After that, my current plan is to have a hard look at a short story that’s all but done. It’s provisionally titled “Losing Heart among the Tall.” As titles go, I’m not convinced that’s perfect. This polish is half about actually finishing the story, and partly to reacquaint myself with the details of the setting, a place called Stormwrack, which also appears in a number of other things I’ve been working on this year. This includes a story called “Among the Silvering Herd” that I’ve sold to Tor.com. (I’ll let you know when it’s gonna be up, as soon as I know myself!)

This weekend, I’ll be hopping off to VCon to rub elbows with fabulous people like the latest denizen of the Twitterverse, DD Barant, Mary Choo, and Julie McGalliardon. On Saturday evening, at our 9:00 p.m. group reading, I’ll read from my story “Wild Things,” which takes place in the Indigo Springs universe, between the events of the two novels.

Once “Losing Heart among the Tall”‘s events and details are fresh in my mind, I’ll dig into the other stuff set in Stormwrack, for all of October.
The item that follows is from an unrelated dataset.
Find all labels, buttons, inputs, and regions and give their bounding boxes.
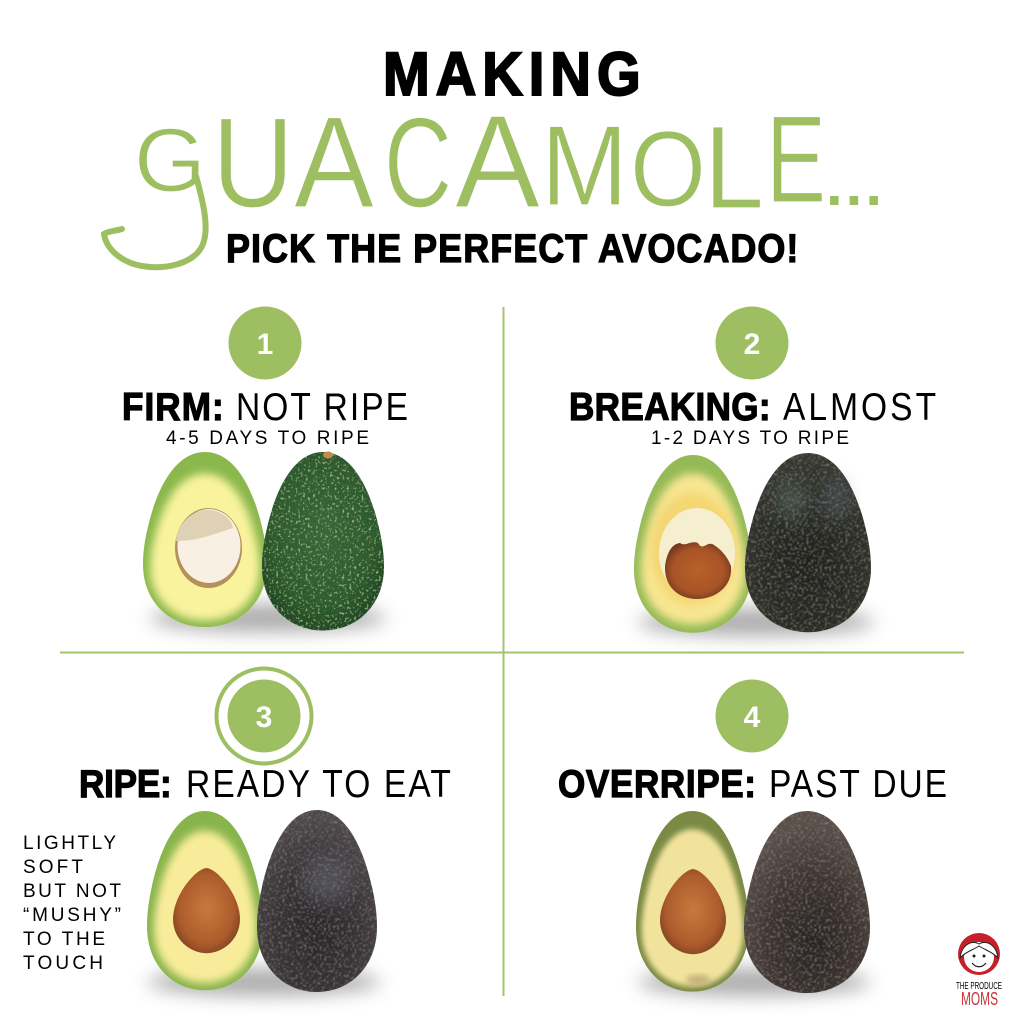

Finally, if that goes well and I can wrap up by Halloween, I’m thinking of joining a number of my Nanowrimo buddies-in-crime in November by setting myself a goal of 50,000 words of new short fiction. Since I mostly write novelettes in the 7500-8500 word range, that’d make for six stories. I thought another squid story about Ruthless, perhaps, to go with “The Town on Blighted Sea,” another Stormwrack story for sure, and I have a few other ideas. But I don’t as yet have six ideas, and I thought I might throw the floor open for prompts, requests, challenges, a contest… somesuch thing.
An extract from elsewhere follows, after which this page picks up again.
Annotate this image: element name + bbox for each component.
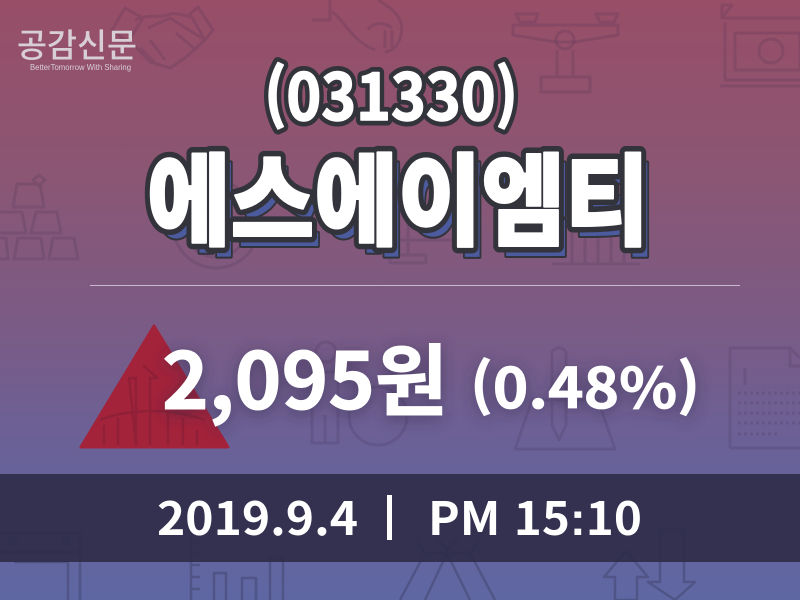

Have any of you done this, either opened the floor to challenges in this way or contributed to a call for prompts? How did it work? Was there a prize? Were you happy with the result?

Exquisite words revisits Eighties Horror

A nice little bit of stage-setting from Peter Straub’s Shadowland. He gives you the images without saying, specifically “there’s a desk here, a candle there.” Your imagination paints in the corridor easily, given the basic set pieces–staircase, desks, firelight and the boys. You get that first day of school anxiety, too, and in the broken fuse, a sense of something already gone wrong.

Registration Day: 1958
A dark corridor, a staircase with an abrupt line of light bisecting it at one end, desks with candles dripping wax into saucers lined along a wall. A fuse had blown or a wire had died, and the janitor did not come until the next morning, when the rest of the school registered. Twenty new freshmen milled directionlessly in the long corridor, even the exceptinally suntanned faces looking pale and frightened in the candlelight.